Gegenstand und Ziel der Untersuchung

Nachfrage und Angebot von Nahrungsmitteln unterliegen vielfältigen Veränderungsprozessen. Dazu gehören technologische Innovationen (z.B. die Anwendung gentechnologischer Verfahren), ökonomische Entwicklungen (z.B. zunehmende Unternehmenskonzentration) und sich verändernde Verbraucherwünsche (z.B. steigender Bedarf nach Vereinfachungen der Nahrungsmittelzubereitung im privaten Haushalt). Nahrungsmittel und Ernährung sind ein wichtiges gesellschaftliches Diskussionsfeld geworden.

Auf Vorschlag des damaligen Ausschusses für Ernährung, Landwirtschaft und Forsten sollten Entwicklungstendenzen bei Nahrungsmittelangebot und  nachfrage, deren strukturelle Voraussetzungen und Folgenpotenziale sowie der in diesem Zusammenhang bestehende politischen Handlungsbedarf untersucht werden.

Ergebnisse

Die folgende Darstellung von Ergebnissen aus den drei Teilbereichen Qualität, Regionalität und Verbraucherinformation konzentriert sich auf Gemeinsamkeiten, die sich aus den Analysen ergeben haben.

Konflikte und Konkurrenzsituationen

In allen drei Bereichen kommt es zwischen verschiedenen Dimensionen, Zielen und Konzepten zu Konflikten und Konkurrenzsituationen.

So bestehen zwischen Qualitätsdimensionen bzw. -kriterien oftmals Konkurrenzsituationen. Zum einen lassen biologische oder technische Restriktionen teilweise die gleichzeitige bzw. gleichgewichtige Erreichung von verschiedenen Qualitätszielen nicht zu. Zum anderen können angesichts der Begrenztheit von Ressourcen Bemühungen um hohe Qualitätsstandards in einer Dimension zu Lasten anderer Dimensionen bzw. Qualitätsziele gehen.

Bei der Regionalität bestehen teilweise Konflikte und Kontroversen auf der Verständnisebene durch eine mangelnde Unterscheidung zwischen regionaler Produktion, Verarbeitung und Vermarktung von Nahrungsmitteln. Auf der Motivations- und Zielebene kann es Konflikte und Spannungen geben zwischen „ganzheitlich“, aber kleinräumig orientierten Regionalprojekten und auf größere Märkte ausgerichteten Aktivitäten der Ernährungswirtschaft.
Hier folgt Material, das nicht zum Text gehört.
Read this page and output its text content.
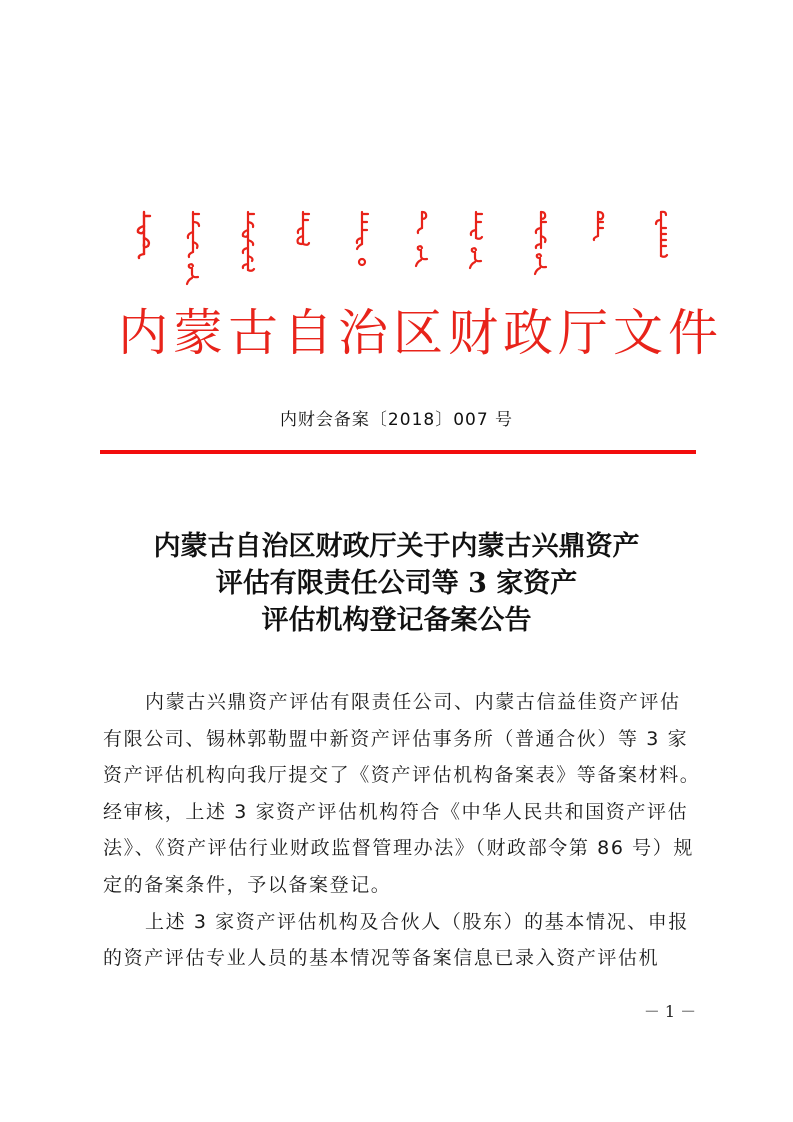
内蒙古自治区财政厅文件
内财会备案〔2018〕007 号
内蒙古自治区财政厅关于内蒙古兴鼎资产
评估有限责任公司等 3 家资产
评估机构登记备案公告
内蒙古兴鼎资产评估有限责任公司、内蒙古信益佳资产评估
有限公司、锡林郭勒盟中新资产评估事务所（普通合伙）等 3 家
资产评估机构向我厅提交了《资产评估机构备案表》等备案材料。
经审核，上述 3 家资产评估机构符合《中华人民共和国资产评估
法》、《资产评估行业财政监督管理办法》（财政部令第 86 号）规
定的备案条件，予以备案登记。
上述 3 家资产评估机构及合伙人（股东）的基本情况、申报
的资产评估专业人员的基本情况等备案信息已录入资产评估机
－ 1 －
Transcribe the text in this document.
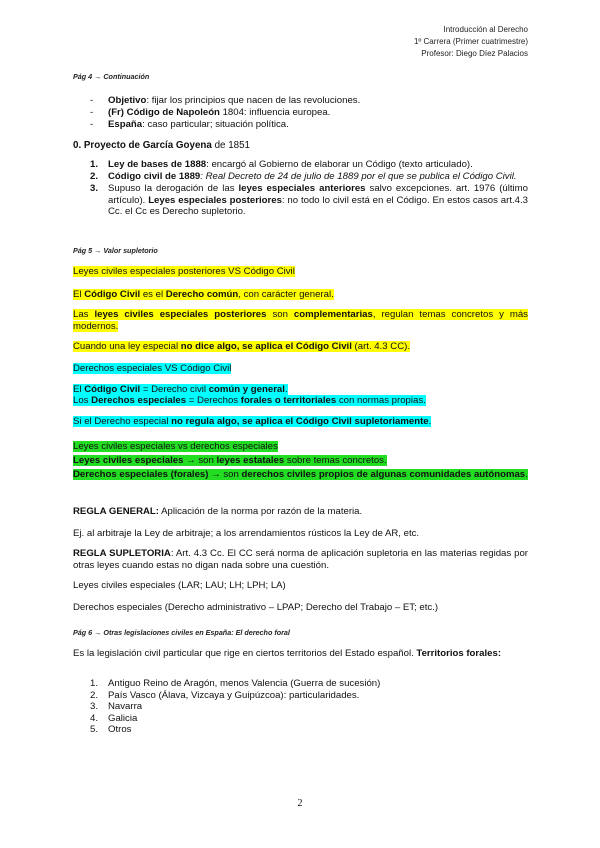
Introducción al Derecho
1º Carrera (Primer cuatrimestre)
Profesor: Diego Díez Palacios
Pág 4 → Continuación
- Objetivo: fijar los principios que nacen de las revoluciones.
- (Fr) Código de Napoleón 1804: influencia europea.
- España: caso particular; situación política.
0. Proyecto de García Goyena de 1851
1. Ley de bases de 1888: encargó al Gobierno de elaborar un Código (texto articulado).
2. Código civil de 1889: Real Decreto de 24 de julio de 1889 por el que se publica el Código Civil.
3. Supuso la derogación de las leyes especiales anteriores salvo excepciones. art. 1976 (último artículo). Leyes especiales posteriores: no todo lo civil está en el Código. En estos casos art.4.3 Cc. el Cc es Derecho supletorio.
Pág 5 → Valor supletorio
Leyes civiles especiales posteriores VS Código Civil
El Código Civil es el Derecho común, con carácter general.
Las leyes civiles especiales posteriores son complementarias, regulan temas concretos y más modernos.
Cuando una ley especial no dice algo, se aplica el Código Civil (art. 4.3 CC).
Derechos especiales VS Código Civil
El Código Civil = Derecho civil común y general.
Los Derechos especiales = Derechos forales o territoriales con normas propias.
Si el Derecho especial no regula algo, se aplica el Código Civil supletoriamente.
Leyes civiles especiales vs derechos especiales
Leyes civiles especiales → son leyes estatales sobre temas concretos.
Derechos especiales (forales) → son derechos civiles propios de algunas comunidades autónomas.
REGLA GENERAL: Aplicación de la norma por razón de la materia.
Ej. al arbitraje la Ley de arbitraje; a los arrendamientos rústicos la Ley de AR, etc.
REGLA SUPLETORIA: Art. 4.3 Cc. El CC será norma de aplicación supletoria en las materias regidas por otras leyes cuando estas no digan nada sobre una cuestión.
Leyes civiles especiales (LAR; LAU; LH; LPH; LA)
Derechos especiales (Derecho administrativo – LPAP; Derecho del Trabajo – ET; etc.)
Pág 6 → Otras legislaciones civiles en España: El derecho foral
Es la legislación civil particular que rige en ciertos territorios del Estado español. Territorios forales:
1. Antiguo Reino de Aragón, menos Valencia (Guerra de sucesión)
2. País Vasco (Álava, Vizcaya y Guipúzcoa): particularidades.
3. Navarra
4. Galicia
5. Otros
2
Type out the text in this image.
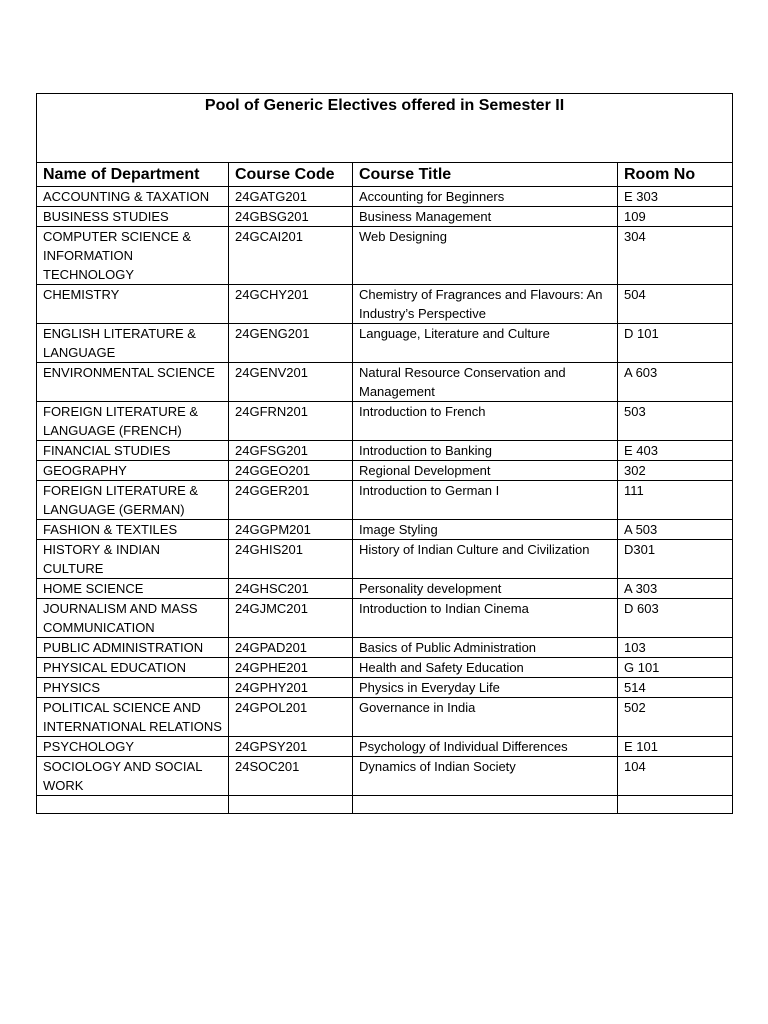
Pool of Generic Electives offered in Semester II			
Name of Department	Course Code	Course Title	Room No
ACCOUNTING & TAXATION	24GATG201	Accounting for Beginners	E 303
BUSINESS STUDIES	24GBSG201	Business Management	109
COMPUTER SCIENCE & INFORMATION TECHNOLOGY	24GCAI201	Web Designing	304
CHEMISTRY	24GCHY201	Chemistry of Fragrances and Flavours: An Industry’s Perspective	504
ENGLISH LITERATURE & LANGUAGE	24GENG201	Language, Literature and Culture	D 101
ENVIRONMENTAL SCIENCE	24GENV201	Natural Resource Conservation and Management	A 603
FOREIGN LITERATURE & LANGUAGE (FRENCH)	24GFRN201	Introduction to French	503
FINANCIAL STUDIES	24GFSG201	Introduction to Banking	E 403
GEOGRAPHY	24GGEO201	Regional Development	302
FOREIGN LITERATURE & LANGUAGE (GERMAN)	24GGER201	Introduction to German I	111
FASHION & TEXTILES	24GGPM201	Image Styling	A 503
HISTORY & INDIAN CULTURE	24GHIS201	History of Indian Culture and Civilization	D301
HOME SCIENCE	24GHSC201	Personality development	A 303
JOURNALISM AND MASS COMMUNICATION	24GJMC201	Introduction to Indian Cinema	D 603
PUBLIC ADMINISTRATION	24GPAD201	Basics of Public Administration	103
PHYSICAL EDUCATION	24GPHE201	Health and Safety Education	G 101
PHYSICS	24GPHY201	Physics in Everyday Life	514
POLITICAL SCIENCE AND INTERNATIONAL RELATIONS	24GPOL201	Governance in India	502
PSYCHOLOGY	24GPSY201	Psychology of Individual Differences	E 101
SOCIOLOGY AND SOCIAL WORK	24SOC201	Dynamics of Indian Society	104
Bei der Vielzahl der Akteure und ihren unterschiedlichen Bewertungen kann es nicht zu einem widerspruchsfreien Informationsangebot kommen. Wissenschaftlich korrekte Informationen, allgemeinverständliche Informationen und handlungsrelevante Informationen sind nur sehr schwierig gleichzeitig zu erreichen. Unterschiedliche Informationsbedürfnisse und Formen der Verarbeitungen bei den Verbrauchern bedürfen jeweils spezifischer Informationsansätze, wobei umfangreiche Informationsangebote bei einem Teil der Verbraucher tendenziell zum „Information-Overload“ führen.

Vielfältige Akteure

Es gibt zahlreiche staatliche und privatwirtschaftliche Initiativen, die auf eine Erhöhung der Nahrungsmittelqualität zielen. Privatwirtschaftliche Initiativen, die besondere Qualitäten durch Kombination unterschiedlicher (nachprüfbarer) Kriterien bzw. Dimensionen entwickeln und anbieten, bestehen in verschiedenen Produktgruppen und Branchen. Diese Initiativen können von einzelnen Landwirten, Erzeugergemeinschaften, Verarbeitern, teilweise sogar vom Handel und von Verbundorganisationen ausgehen.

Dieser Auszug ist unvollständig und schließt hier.